Valentin : Parle nous de ta moto.

Juliette : Tom m’a expliqué qu’on pouvait l’abaisser jusqu’à 790 mm : suspensions et selle. J’ai dit banco ! Ça fait un an que je l’ai maintenant et franchement, c’est que du plaisir. Elle est maniable, souple, fiable, elle n’est pas lourde et elle a une excellente reprise. Elle est aussi confortable en ville que sur l’autoroute, elle est agile. Et elle m’emmène partout : en Normandie, en Corse, en Auvergne…

Côté mécanique, c’est l’atelier de YAM PARIS 15 qui s’en occupe : huile, pression des pneus, chaîne, entretien… Moi, je ne fais rien. Je ne veux pas abimer mes ongles vernis. Déjà qu’avec le casque, mon brushing a du mal à se tenir. Trêve de plaisanterie, cette moto, je l’aime, c’est ma complice. En plus, elle est belle. Elle a de la gueule, un petit côté boxer – j’ai une crème de boxette, une vraie – avec un poitrail assez large et un arrière tout en finesse. Elle a un côté protecteur aussi. Mais elle dort dehors, aussi je l’ai équipée d’un tracker S’pion.

Pourquoi avoir choisi YAM PARIS 15 ?

Juliette : Ah, the question ! Parce que le staff est sympa, connaît bien son boulot et que je suis devenue copine avec eux. Faut dire que j’ai acheté 2 scooters, une moto, mon mari a acheté une moto également, une MT-125 dont mon second fils va hériter dès qu’il aura son permis et mon mari va passer sur la Tracer 7 GT.

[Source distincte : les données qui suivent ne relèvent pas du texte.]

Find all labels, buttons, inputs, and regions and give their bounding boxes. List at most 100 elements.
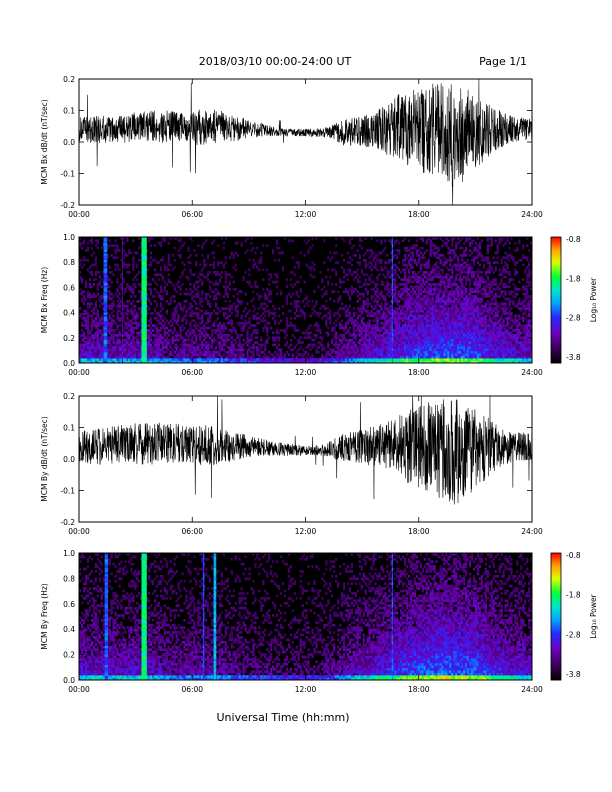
spectrogram-cell [181, 360, 184, 364]
spectrogram-cell [134, 295, 137, 298]
spectrogram-cell [128, 343, 131, 347]
spectrogram-cell [362, 304, 365, 308]
spectrogram-cell [362, 324, 365, 327]
spectrogram-cell [212, 353, 216, 357]
spectrogram-cell [447, 360, 450, 364]
spectrogram-cell [372, 300, 375, 303]
spectrogram-cell [390, 266, 393, 269]
spectrogram-cell [230, 329, 233, 332]
spectrogram-cell [179, 285, 182, 289]
spectrogram-cell [409, 353, 413, 357]
spectrogram-cell [224, 292, 228, 296]
spectrogram-cell [467, 316, 470, 320]
spectrogram-cell [417, 355, 421, 359]
spectrogram-cell [413, 273, 417, 277]
spectrogram-cell [159, 258, 163, 262]
spectrogram-cell [378, 346, 381, 349]
spectrogram-cell [297, 360, 300, 364]
spectrogram-cell [435, 304, 438, 308]
spectrogram-cell [455, 321, 458, 325]
spectrogram-cell [84, 343, 88, 347]
spectrogram-cell [463, 314, 466, 318]
spectrogram-cell [437, 326, 440, 330]
spectrogram-cell [203, 312, 206, 315]
spectrogram-cell [356, 295, 359, 298]
spectrogram-cell [382, 358, 385, 361]
spectrogram-cell [244, 251, 247, 255]
spectrogram-cell [457, 358, 460, 361]
spectrogram-cell [433, 360, 436, 364]
spectrogram-cell [398, 331, 401, 335]
spectrogram-cell [400, 278, 403, 281]
spectrogram-cell [153, 273, 157, 277]
spectrogram-cell [159, 285, 163, 289]
spectrogram-cell [346, 251, 350, 255]
spectrogram-cell [409, 333, 413, 337]
spectrogram-cell [212, 360, 216, 364]
spectrogram-cell [445, 343, 448, 347]
spectrogram-cell [173, 346, 176, 349]
spectrogram-cell [82, 258, 86, 262]
spectrogram-cell [335, 331, 338, 335]
spectrogram-cell [459, 333, 462, 337]
spectrogram-cell [327, 350, 330, 354]
spectrogram-cell [110, 324, 113, 327]
spectrogram-cell [378, 316, 381, 320]
spectrogram-cell [230, 324, 233, 327]
spectrogram-cell [167, 278, 170, 281]
spectrogram-cell [297, 348, 300, 352]
spectrogram-cell [220, 348, 224, 352]
spectrogram-cell [441, 346, 444, 349]
spectrogram-cell [285, 285, 289, 289]
spectrogram-cell [368, 261, 371, 264]
spectrogram-cell [163, 358, 166, 361]
spectrogram-cell [163, 333, 166, 337]
spectrogram-cell [419, 358, 422, 361]
spectrogram-cell [407, 312, 411, 315]
spectrogram-cell [364, 280, 367, 284]
spectrogram-cell [384, 338, 387, 342]
spectrogram-cell [380, 241, 383, 245]
spectrogram-cell [305, 263, 308, 267]
spectrogram-cell [173, 350, 176, 354]
spectrogram-cell [118, 307, 121, 310]
spectrogram-cell [216, 329, 220, 332]
spectrogram-cell [220, 324, 224, 327]
spectrogram-cell [340, 346, 344, 349]
spectrogram-cell [88, 355, 92, 359]
spectrogram-cell [161, 353, 164, 357]
spectrogram-cell [96, 360, 99, 364]
spectrogram-cell [384, 350, 387, 354]
spectrogram-cell [463, 312, 466, 315]
spectrogram-cell [80, 246, 84, 250]
spectrogram-cell [293, 283, 296, 286]
spectrogram-cell [250, 241, 253, 245]
spectrogram-cell [205, 321, 208, 325]
spectrogram-cell [84, 316, 88, 320]
spectrogram-cell [425, 290, 428, 294]
spectrogram-cell [124, 333, 127, 337]
spectrogram-cell [226, 285, 229, 289]
spectrogram-cell [441, 341, 444, 344]
spectrogram-cell [419, 324, 422, 327]
spectrogram-cell [455, 307, 458, 310]
spectrogram-cell [421, 333, 424, 337]
spectrogram-cell [183, 350, 186, 354]
spectrogram-cell [114, 333, 117, 337]
spectrogram-cell [189, 343, 192, 347]
spectrogram-cell [218, 292, 222, 296]
spectrogram-cell [171, 268, 174, 272]
spectrogram-cell [309, 360, 312, 364]
spectrogram-cell [189, 283, 192, 286]
spectrogram-cell [443, 307, 446, 310]
spectrogram-cell [248, 348, 251, 352]
spectrogram-cell [352, 353, 356, 357]
spectrogram-cell [187, 292, 190, 296]
spectrogram-cell [455, 346, 458, 349]
spectrogram-cell [394, 314, 397, 318]
spectrogram-cell [358, 360, 361, 364]
spectrogram-cell [449, 302, 452, 306]
spectrogram-cell [417, 261, 421, 264]
spectrogram-cell [425, 324, 428, 327]
spectrogram-cell [382, 324, 385, 327]
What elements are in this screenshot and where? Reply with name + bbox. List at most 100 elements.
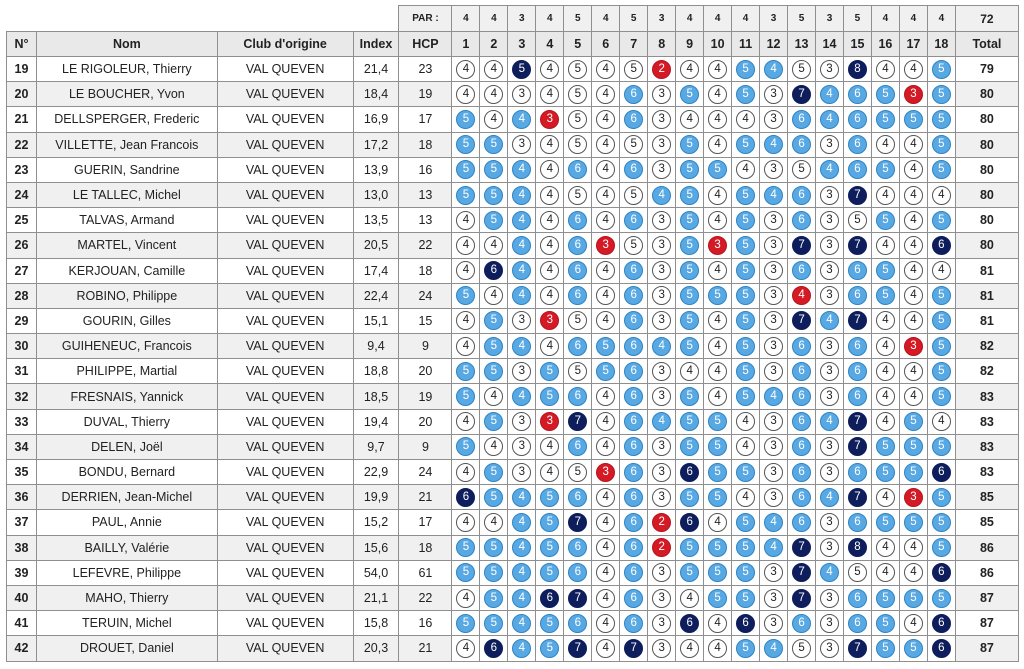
score-circle: 4 xyxy=(708,311,728,331)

Et puis, je les fais marrer avec mon mètre soixante et ma 700. Du coup, ça me fait marrer aussi. Et comme je suis une bavarde, je ne loupe pas une occasion de taper la discute avec l’équipe. En particulier avec Morad qui s’occupe des locations.

L’équipe est de confiance, non seulement ils connaissent leur boulot, mais ils le font bien. Il y a de la passion dans l’équipe de YAM PARIS 15. Et cela me plaît. Je n’aurais pas voulu être une vache à lait pour un atelier moto lambda. Parce que question mécanique, on me raconte ce que l’on veut. Je n’y connais rien. Là, les choses sont claires, devis, explications…  Et puis le boss, Mathieu, ne compte pas sa peine pour conseiller ses clients. J’apprécie.

Valentin : Une remplaçante en tête ?

Juliette : Pour le moment, non. Je suis limitée dans mes choix, de toutes façons, en raison de ma petite taille et je n’ai rien vu pour l’heure qui me fasse plus envie que ma Tracer 7.